DVR-Kolloquium über kommunale Verkehrssicherheitsarbeit

Bonn, 13. Dezember 2017 (DVR) – Die Bandbreite kommunaler Verkehrssicherheitsarbeit umfasst zahlreiche Maßnahmen, vor allem im Bereich der Infrastruktur. Trotz aller bisherigen Bemühungen und Erfolge gibt es weiteres Verbesserungspotenzial. Allein in unseren Städten und Dörfern sind im vergangenen Jahr 211.686 Unfälle mit Personenschaden verursacht worden. Das sind mehr als zwei Drittel aller Unfälle auf unseren Straßen, bei denen Menschen zu Schaden gekommen sind. 960 Personen sind dabei ums Leben gekommen, 35.482 wurden schwer verletzt. Was muss also unternommen werden, damit wir sicherer unterwegs sind? Welche Rolle spielen die Kommunen in der Verkehrssicherheitsarbeit? Wie sehen gute und sichere Straßen in Stadt und Dorf aus? Wie gestalten wir den urbanen Raum der Zukunft? Diesen und weiteren Fragen widmete sich das Kolloquium „Sicher unterwegs in Stadt und Dorf – erfolgreiche kommunale Verkehrssicherheitsarbeit“ des Deutschen Verkehrssicherheitsrates (DVR) am 6. Dezember 2017 in Bonn.

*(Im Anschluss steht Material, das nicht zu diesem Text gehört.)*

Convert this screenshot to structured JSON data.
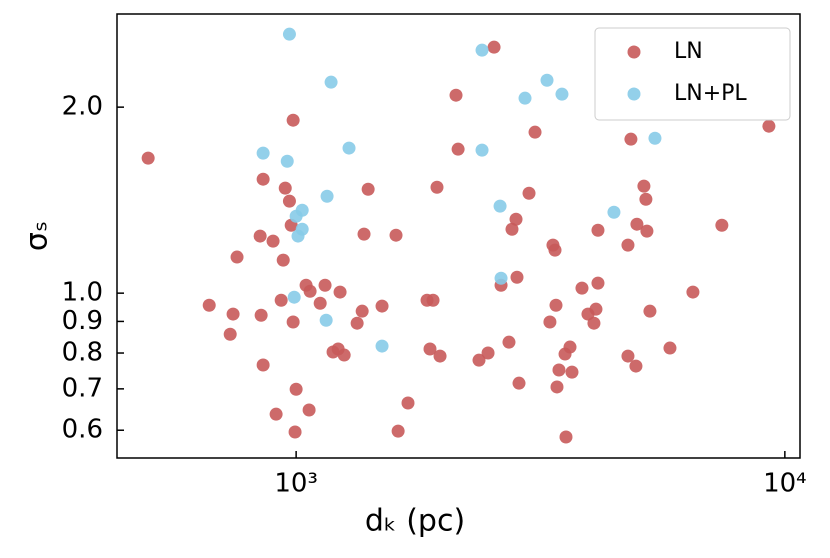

Unterstützt wurde die Veranstaltung von DEKRA, vertreten durch Oliver Deiters, Geschäftsführer der DEKRA-Vertretung bei der EU, und der Deutschen Gesetzlichen Unfallversicherung (DGUV). Ideelle Partner waren der Deutsche Städte- und Gemeindebund (DStGB), der Deutsche Städtetag und der Deutsche Landkreistag.

Für die Moderation des Kolloquiums konnte mit Jürgen Follmann, seit 2001 Professor für Verkehrstechnik, Verkehrssicherheit und Geografische Informationssysteme im Fachbereich Bauingenieurwesen der Hochschule Darmstadt, ein ausgewiesener Experte gewonnen werden.

Verbesserungspotenzial ausschöpfen

DVR-Präsident Dr. Walter Eichendorf unterstrich bei der Begrüßung der rund 100 Gäste das „Verbesserungspotenzial an vielen Stellen, das es auszuschöpfen gilt“. Er erwähnte die Regelwerke, die klare Vorgaben machen, wie Straßen dimensioniert sein müssen. Aber die praktische Umsetzung erfordere, die spezifischen Gegebenheiten vor Ort zu berücksichtigen. „Wenn es um die Planung sicherer Straßen und Plätze geht, werden Kompromisse eingegangen und Anpassungen vorgenommen. Da ist nicht nur die Kompetenz, sondern auch die Kreativität der Fachleute gefragt“, sagte Dr. Eichendorf. Im Vordergrund müssten Bemühungen stehen, die sogenannten „schwächeren“ Verkehrsteilnehmergruppen, Fußgängerinnen und Fußgänger, Radfahrerinnen und Radfahrer, Kinder und ältere Menschen, besser zu schützen. Dies werde momentan noch zu wenig berücksichtigt. „Die Stadtplaner wissen das. Aber früher sind Straßen vorrangig mit Blick auf den Autoverkehr gestaltet worden und hier zu einer Ausgewogenheit zwischen allen Verkehrsteilnahmearten zu kommen, ist im Bestand nicht immer leicht. Wir brauchen mehr Entschlossenheit, dies umzusetzen“, forderte der DVR-Präsident.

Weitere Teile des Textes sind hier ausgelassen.